14 Going It Alone: Sole Proprietorships
Learning Objectives
- What are the advantages and disadvantages of the sole proprietorship form of business organization?
Jeremy Shepherd was working full-time for an airline when, at the age of 22, he wandered into an exotic pearl market in China, searching for a gift for his girlfriend. The strand of pearls he handpicked by instinct was later valued by a jeweler back in the States at 20 times what he paid for it. Jeremy cashed his next paycheck and hurried back to Asia, buying every pearl he could afford. Founded in 1996, his company Pearl Paradise was brought online in 2000. Shepherd chose the sole proprietorship form of business organization—a business that is established, owned, operated, and often financed by one person—because it was the easiest to set up. He did not want partners, and low liability exposure made incorporating unnecessary.
Fluent in Mandarin Chinese, Japanese, and Spanish and immersed in Asian culture, Shepherd believed the internet was the way to market his pearls. Offering a wide range of pearl jewelry through 14 websites worldwide, his company sells as many as 1,000 items per day. The recent addition of an exclusive Los Angeles showroom allows celebrity customers to shop by appointment. With $20 million in sales annually, PearlParadise.com is the industry leader in terms of sales and volume.1
Factors to Consider
If you’re starting a new business, you have to decide which legal form of ownership is best for you and the strategy you plan on pursuing. Do you want to own the business yourself and operate as a sole proprietorship? Or, do you want to share ownership, operating as a partnership or a corporation? Before we discuss the pros and cons of these three types of ownership, let’s address some of the questions that you’d probably ask yourself in choosing the appropriate legal form for your business.
- In setting up your business, do you want to minimize the costs of getting started? Do you hope to avoid complex government regulations and reporting requirements?
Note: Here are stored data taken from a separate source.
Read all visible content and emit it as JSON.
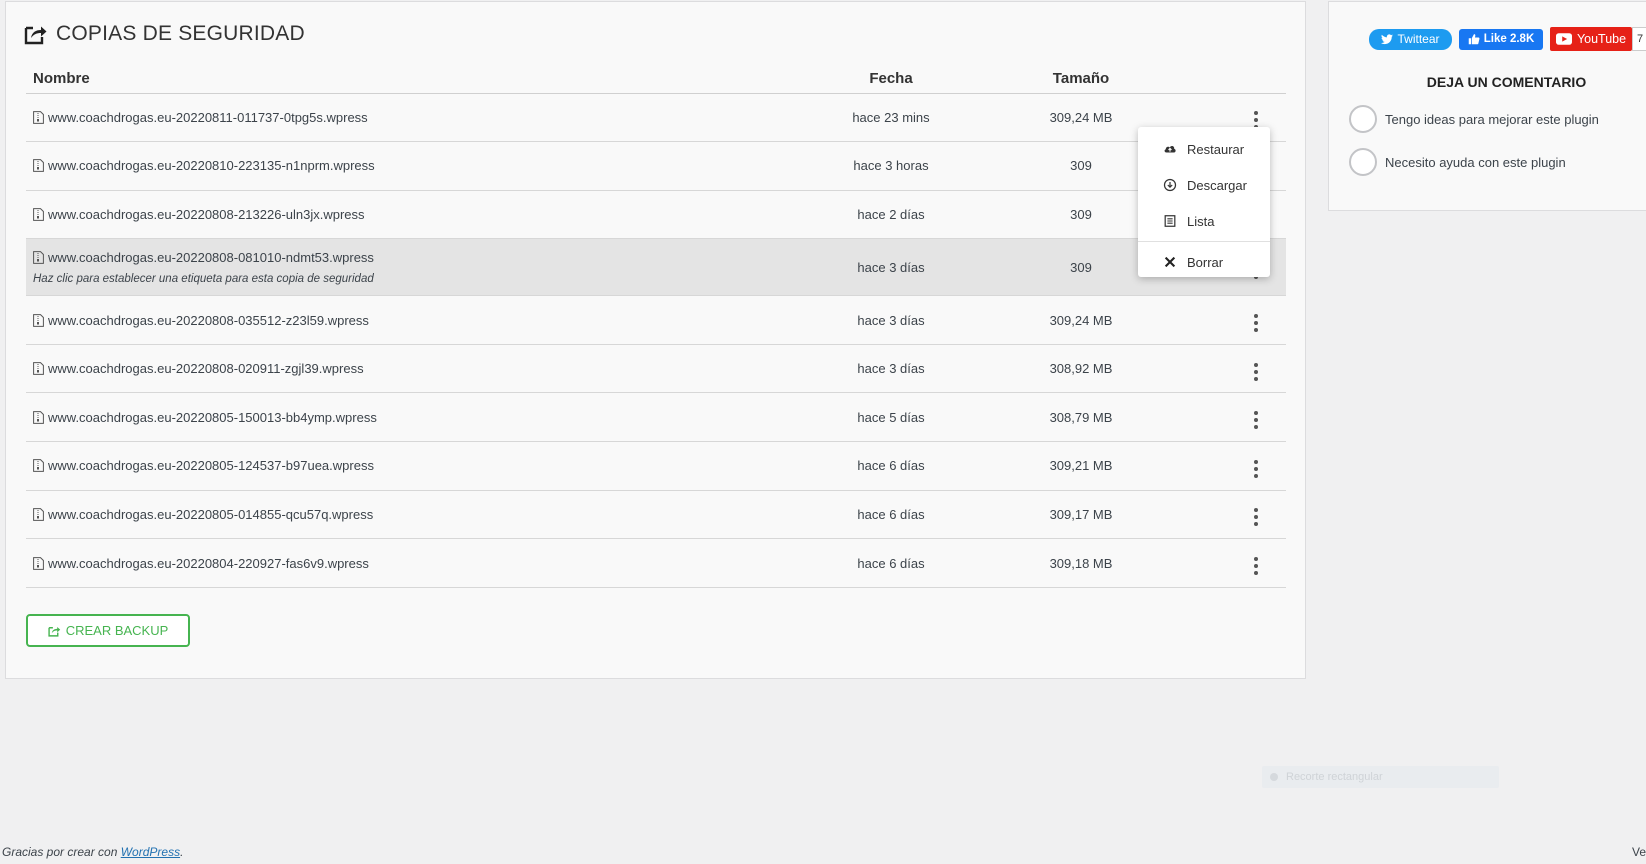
{
  "panel": {
    "title": "COPIAS DE SEGURIDAD",
    "columns": {
      "name": "Nombre",
      "date": "Fecha",
      "size": "Tamaño"
    },
    "rows": [
      {
        "name": "www.coachdrogas.eu-20220811-011737-0tpg5s.wpress",
        "date": "hace 23 mins",
        "size": "309,24 MB"
      },
      {
        "name": "www.coachdrogas.eu-20220810-223135-n1nprm.wpress",
        "date": "hace 3 horas",
        "size": "309"
      },
      {
        "name": "www.coachdrogas.eu-20220808-213226-uln3jx.wpress",
        "date": "hace 2 días",
        "size": "309"
      },
      {
        "name": "www.coachdrogas.eu-20220808-081010-ndmt53.wpress",
        "date": "hace 3 días",
        "size": "309",
        "hint": "Haz clic para establecer una etiqueta para esta copia de seguridad"
      },
      {
        "name": "www.coachdrogas.eu-20220808-035512-z23l59.wpress",
        "date": "hace 3 días",
        "size": "309,24 MB"
      },
      {
        "name": "www.coachdrogas.eu-20220808-020911-zgjl39.wpress",
        "date": "hace 3 días",
        "size": "308,92 MB"
      },
      {
        "name": "www.coachdrogas.eu-20220805-150013-bb4ymp.wpress",
        "date": "hace 5 días",
        "size": "308,79 MB"
      },
      {
        "name": "www.coachdrogas.eu-20220805-124537-b97uea.wpress",
        "date": "hace 6 días",
        "size": "309,21 MB"
      },
      {
        "name": "www.coachdrogas.eu-20220805-014855-qcu57q.wpress",
        "date": "hace 6 días",
        "size": "309,17 MB"
      },
      {
        "name": "www.coachdrogas.eu-20220804-220927-fas6v9.wpress",
        "date": "hace 6 días",
        "size": "309,18 MB"
      }
    ],
    "create_button": "CREAR BACKUP"
  },
  "menu": {
    "restore": "Restaurar",
    "download": "Descargar",
    "list": "Lista",
    "delete": "Borrar"
  },
  "side": {
    "twitter": "Twittear",
    "facebook": "Like 2.8K",
    "youtube": "YouTube",
    "youtube_count": "7",
    "comment_title": "DEJA UN COMENTARIO",
    "option1": "Tengo ideas para mejorar este plugin",
    "option2": "Necesito ayuda con este plugin"
  },
  "overlay": {
    "text": "Recorte rectangular"
  },
  "footer": {
    "prefix": "Gracias por crear con ",
    "link": "WordPress",
    "suffix": ".",
    "right": "Ve"
  },
  "colors": {
    "accent_green": "#46b450",
    "twitter": "#1d9bf0",
    "facebook": "#1877f2",
    "youtube": "#e62117",
    "link": "#2271b1"
  }
}
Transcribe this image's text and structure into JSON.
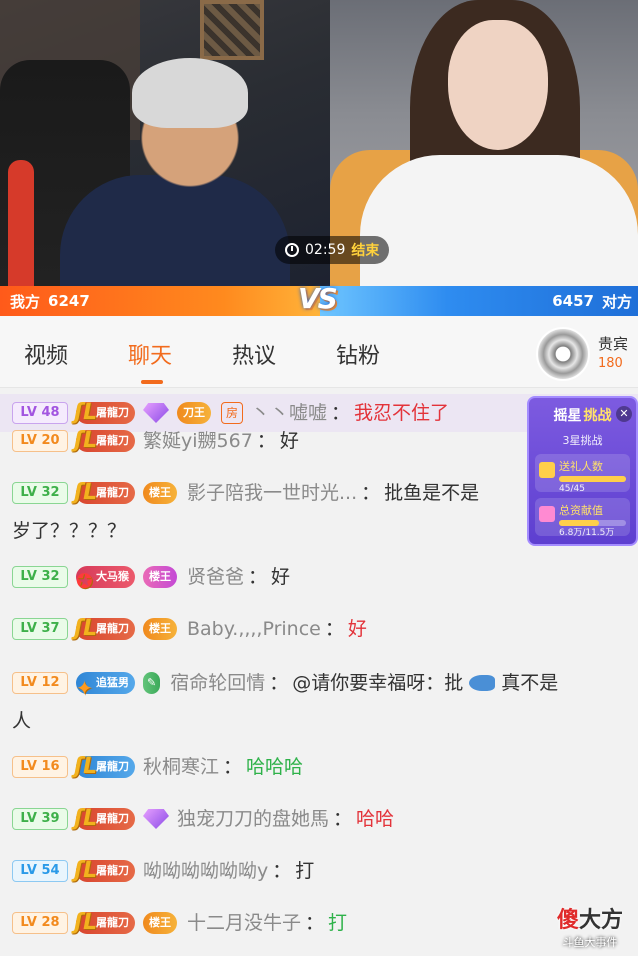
{
  "video": {
    "timer": "02:59",
    "end_label": "结束"
  },
  "pk": {
    "left_label": "我方",
    "left_score": "6247",
    "vs": "VS",
    "right_score": "6457",
    "right_label": "对方"
  },
  "tabs": [
    "视频",
    "聊天",
    "热议",
    "钻粉"
  ],
  "active_tab": "聊天",
  "guest": {
    "label": "贵宾",
    "count": "180"
  },
  "challenge": {
    "title_a": "摇星",
    "title_b": "挑战",
    "level": "3星挑战",
    "task1_label": "送礼人数",
    "task1_value": "45/45",
    "task1_progress": 1.0,
    "task2_label": "总资献值",
    "task2_value": "6.8万/11.5万",
    "task2_progress": 0.59
  },
  "messages": [
    {
      "lv": "LV 48",
      "lv_color": "purple",
      "badge": "屠龍刀",
      "fan": "刀王",
      "tag": "房",
      "user": "丶丶嘘嘘",
      "content": "我忍不住了",
      "content_color": "red",
      "highlight": true
    },
    {
      "lv": "LV 20",
      "lv_color": "orange",
      "badge": "屠龍刀",
      "user": "繁娫yi嬲567",
      "content": "好"
    },
    {
      "lv": "LV 32",
      "lv_color": "green",
      "badge": "屠龍刀",
      "fan": "楼王",
      "user": "影子陪我一世时光...",
      "content": "批鱼是不是",
      "cont2": "岁了？？？？"
    },
    {
      "lv": "LV 32",
      "lv_color": "green",
      "badge": "大马猴",
      "fan": "楼王",
      "user": "贤爸爸",
      "content": "好"
    },
    {
      "lv": "LV 37",
      "lv_color": "green",
      "badge": "屠龍刀",
      "fan": "楼王",
      "user": "Baby.,,,,Prince",
      "content": "好",
      "content_color": "red"
    },
    {
      "lv": "LV 12",
      "lv_color": "orange",
      "badge": "追猛男",
      "user": "宿命轮回情",
      "content": "@请你要幸福呀：批",
      "content_tail": "真不是",
      "cont2": "人"
    },
    {
      "lv": "LV 16",
      "lv_color": "orange",
      "badge": "屠龍刀",
      "user": "秋桐寒江",
      "content": "哈哈哈",
      "content_color": "green"
    },
    {
      "lv": "LV 39",
      "lv_color": "green",
      "badge": "屠龍刀",
      "user": "独宠刀刀的盘她馬",
      "content": "哈哈",
      "content_color": "red"
    },
    {
      "lv": "LV 54",
      "lv_color": "blue",
      "badge": "屠龍刀",
      "user": "呦呦呦呦呦呦y",
      "content": "打"
    },
    {
      "lv": "LV 28",
      "lv_color": "orange",
      "badge": "屠龍刀",
      "fan": "楼王",
      "user": "十二月没牛子",
      "content": "打",
      "content_color": "green"
    }
  ],
  "watermark": {
    "big_a": "傻",
    "big_b": "大方",
    "small": "斗鱼大事件"
  }
}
- How much control would you like? How much responsibility for running the business are you willing to share? What about sharing the profits?
- Do you want to avoid special taxes?
- Do you have all the skills needed to run the business?
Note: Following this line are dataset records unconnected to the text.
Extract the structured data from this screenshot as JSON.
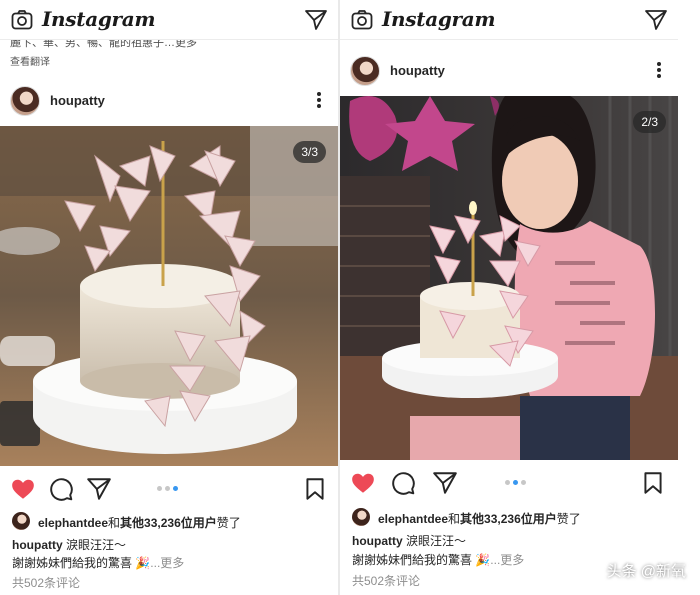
{
  "app": {
    "logo_text": "Instagram"
  },
  "left": {
    "prev_caption": "麗卞、華、男、暢、龍的祖惠子…更多",
    "translate_label": "查看翻译",
    "post": {
      "username": "houpatty",
      "photo_counter": "3/3",
      "liked_by": "elephantdee",
      "likes_mid": "和",
      "likes_rest": "其他33,236位用户",
      "likes_suffix": "赞了",
      "caption_user": "houpatty",
      "caption_text": "淚眼汪汪～",
      "caption_line2": "謝謝姊妹們給我的驚喜 🎉",
      "more_label": "...更多",
      "comments_label": "共502条评论"
    }
  },
  "right": {
    "post": {
      "username": "houpatty",
      "photo_counter": "2/3",
      "liked_by": "elephantdee",
      "likes_mid": "和",
      "likes_rest": "其他33,236位用户",
      "likes_suffix": "赞了",
      "caption_user": "houpatty",
      "caption_text": "淚眼汪汪～",
      "caption_line2": "謝謝姊妹們給我的驚喜 🎉",
      "more_label": "...更多",
      "comments_label": "共502条评论"
    }
  },
  "watermark": "头条 @新氧",
  "colors": {
    "like_red": "#ed4956",
    "carousel_active": "#3897f0",
    "carousel_inactive": "#c7c7c7",
    "muted_text": "#8e8e8e"
  },
  "icons": [
    "camera-icon",
    "direct-message-icon",
    "more-options-icon",
    "heart-icon",
    "comment-icon",
    "share-icon",
    "bookmark-icon"
  ]
}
- Are you likely to get along with your co-owners over an extended period of time?
- Is it important to you that the business survive you?
- What are your financing needs and how do you plan to finance your company?
- How much personal exposure to liability are you willing to accept? Do you feel uneasy about accepting personal liability for the actions of fellow owners?
No single form of ownership will give you everything you desire. You’ll have to make some trade-offs. Because each option has both advantages and disadvantages, your job is to decide which one offers the features that are most important to you.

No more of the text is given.